We expect market volatility to rise over the next few years. This offers opportunities for fund managers with strong convictions. The outperformers of 2015 will be the dedicated stock pickers rather than relative managers. One of the better stock pickers is Mansfield Mok of New Capital China fund. His balanced approach of making bold stock picks without losing sight of the overall market risk will work well in the current climate. A strong sector fund that is well positioned to do well in 2015 is the Morgan Stanley Asian Property fund, as this is one of the most experienced teams in Asian property stocks and Reits.
Martin Hennecke, The Henley Group
One of the main challenges in this industry is not to get carried away with hating what everyone hates and liking what everyone likes. This is the way in which great investment opportunities are missed. Accordingly, when reflecting on 2014, we should note that the weakest sector has been commodities, and as far as global equity markets go, we have seen the Shanghai-Hong Kong Stock Connect disappoint so far, while a number of emerging markets also underwhelmed, such as Russia.

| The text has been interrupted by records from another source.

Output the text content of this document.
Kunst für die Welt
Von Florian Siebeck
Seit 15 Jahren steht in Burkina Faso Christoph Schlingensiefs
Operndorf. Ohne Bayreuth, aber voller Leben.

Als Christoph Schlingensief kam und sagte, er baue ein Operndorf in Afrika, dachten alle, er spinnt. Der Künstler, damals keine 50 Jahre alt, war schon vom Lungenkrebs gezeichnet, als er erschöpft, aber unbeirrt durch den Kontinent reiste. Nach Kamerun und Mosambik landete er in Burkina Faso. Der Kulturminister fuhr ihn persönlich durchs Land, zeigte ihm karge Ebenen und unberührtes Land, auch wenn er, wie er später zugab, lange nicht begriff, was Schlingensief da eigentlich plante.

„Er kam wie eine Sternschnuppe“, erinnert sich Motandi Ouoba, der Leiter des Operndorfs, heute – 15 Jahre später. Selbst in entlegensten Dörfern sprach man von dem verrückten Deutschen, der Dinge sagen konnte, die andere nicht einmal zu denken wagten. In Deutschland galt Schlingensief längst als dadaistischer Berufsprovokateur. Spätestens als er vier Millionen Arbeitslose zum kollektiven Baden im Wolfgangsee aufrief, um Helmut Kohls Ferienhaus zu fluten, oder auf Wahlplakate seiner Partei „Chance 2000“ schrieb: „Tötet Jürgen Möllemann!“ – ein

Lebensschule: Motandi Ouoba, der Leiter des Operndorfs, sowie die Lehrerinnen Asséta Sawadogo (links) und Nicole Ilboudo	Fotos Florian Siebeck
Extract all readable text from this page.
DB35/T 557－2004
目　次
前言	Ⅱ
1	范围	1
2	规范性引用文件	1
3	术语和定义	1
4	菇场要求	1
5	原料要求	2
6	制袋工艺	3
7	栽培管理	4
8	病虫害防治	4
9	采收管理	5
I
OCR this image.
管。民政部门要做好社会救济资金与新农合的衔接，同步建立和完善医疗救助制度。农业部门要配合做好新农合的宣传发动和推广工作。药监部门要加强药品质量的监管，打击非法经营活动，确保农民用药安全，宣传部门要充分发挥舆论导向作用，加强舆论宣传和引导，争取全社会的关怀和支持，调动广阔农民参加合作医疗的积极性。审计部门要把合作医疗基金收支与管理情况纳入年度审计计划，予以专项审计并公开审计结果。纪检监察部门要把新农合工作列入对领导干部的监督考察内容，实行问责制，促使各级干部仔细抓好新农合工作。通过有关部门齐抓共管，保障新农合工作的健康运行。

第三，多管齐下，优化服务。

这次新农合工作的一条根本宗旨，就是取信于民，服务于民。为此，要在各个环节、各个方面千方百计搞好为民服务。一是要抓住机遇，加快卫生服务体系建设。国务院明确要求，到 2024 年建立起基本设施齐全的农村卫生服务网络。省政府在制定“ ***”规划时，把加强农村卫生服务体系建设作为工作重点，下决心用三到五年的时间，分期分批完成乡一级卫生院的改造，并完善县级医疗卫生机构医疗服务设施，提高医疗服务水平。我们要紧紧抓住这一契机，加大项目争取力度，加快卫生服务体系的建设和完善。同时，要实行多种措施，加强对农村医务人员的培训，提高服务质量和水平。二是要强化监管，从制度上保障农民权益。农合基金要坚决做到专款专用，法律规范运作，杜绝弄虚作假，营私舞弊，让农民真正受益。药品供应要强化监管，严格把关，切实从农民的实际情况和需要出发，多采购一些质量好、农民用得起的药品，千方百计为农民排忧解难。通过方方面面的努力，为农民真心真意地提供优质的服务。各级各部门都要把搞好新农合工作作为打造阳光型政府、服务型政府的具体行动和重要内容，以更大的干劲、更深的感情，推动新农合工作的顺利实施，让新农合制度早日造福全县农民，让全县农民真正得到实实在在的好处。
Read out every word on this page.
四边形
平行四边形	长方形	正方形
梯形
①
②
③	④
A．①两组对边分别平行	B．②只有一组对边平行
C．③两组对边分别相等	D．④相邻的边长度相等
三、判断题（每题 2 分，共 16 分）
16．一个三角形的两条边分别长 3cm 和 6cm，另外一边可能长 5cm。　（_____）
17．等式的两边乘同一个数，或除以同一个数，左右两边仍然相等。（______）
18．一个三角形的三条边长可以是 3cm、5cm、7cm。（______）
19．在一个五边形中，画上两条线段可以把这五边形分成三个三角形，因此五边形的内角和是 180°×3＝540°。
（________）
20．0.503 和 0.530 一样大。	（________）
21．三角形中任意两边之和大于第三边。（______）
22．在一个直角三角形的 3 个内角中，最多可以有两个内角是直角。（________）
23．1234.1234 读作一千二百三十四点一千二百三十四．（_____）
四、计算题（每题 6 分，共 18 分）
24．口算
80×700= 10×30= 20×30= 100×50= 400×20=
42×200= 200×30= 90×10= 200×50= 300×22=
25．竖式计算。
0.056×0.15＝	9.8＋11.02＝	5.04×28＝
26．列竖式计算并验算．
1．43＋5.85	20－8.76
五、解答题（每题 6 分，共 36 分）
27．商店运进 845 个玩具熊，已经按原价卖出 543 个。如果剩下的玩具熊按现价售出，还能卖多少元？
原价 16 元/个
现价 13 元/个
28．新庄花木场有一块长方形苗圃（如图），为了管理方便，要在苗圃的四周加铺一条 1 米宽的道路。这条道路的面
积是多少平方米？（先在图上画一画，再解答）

These same areas may present attractive buying opportunities however, based on low prices and/or compelling valuations. For example, the price of silver is down approximately 70% from its 2011 high and may rebound as China expands its silver-intensive solar energy use to meet its goals under a historic climate agreement with the US. As for equities, Chinese companies listed in Hong Kong trade at only 1.2 times net assets and a 40% discount on average compared with the global equity index while providing RMB income. Value Partners is one of the managers we use to gain exposure to this market.
Clement Joly, AA Advisors
Next year we will look more systematically at how active managers differentiate themselves. We remain positive on equities for 2015 in a context of low interest rates in the developed world, accommodative monetary policies, and global growth overall. As active managers, we will adapt portfolios and manager recommendations over the year depending on market circumstances but in all regions, we will start 2015 with no specific bias in terms of style for equities. There are no signs of deterioration in terms of alpha opportunities, so we have confidence in active investment strategies. Our clients in Asia, but also in Europe are looking for income and diversified strategies. We have also identified sustainable investing as a key area of growth in the coming years.
When it comes to specific funds we favour strong fixed income alternative Ucits funds such as BlueBay IG Absolute Return Bond or the total return strategy managed by Insight which should help clients to navigate the Fed tapering. Regarding investors’ appetite for income and diversified strategies we like the team at JPM which offers a solid core solution with different vehicles for different markets.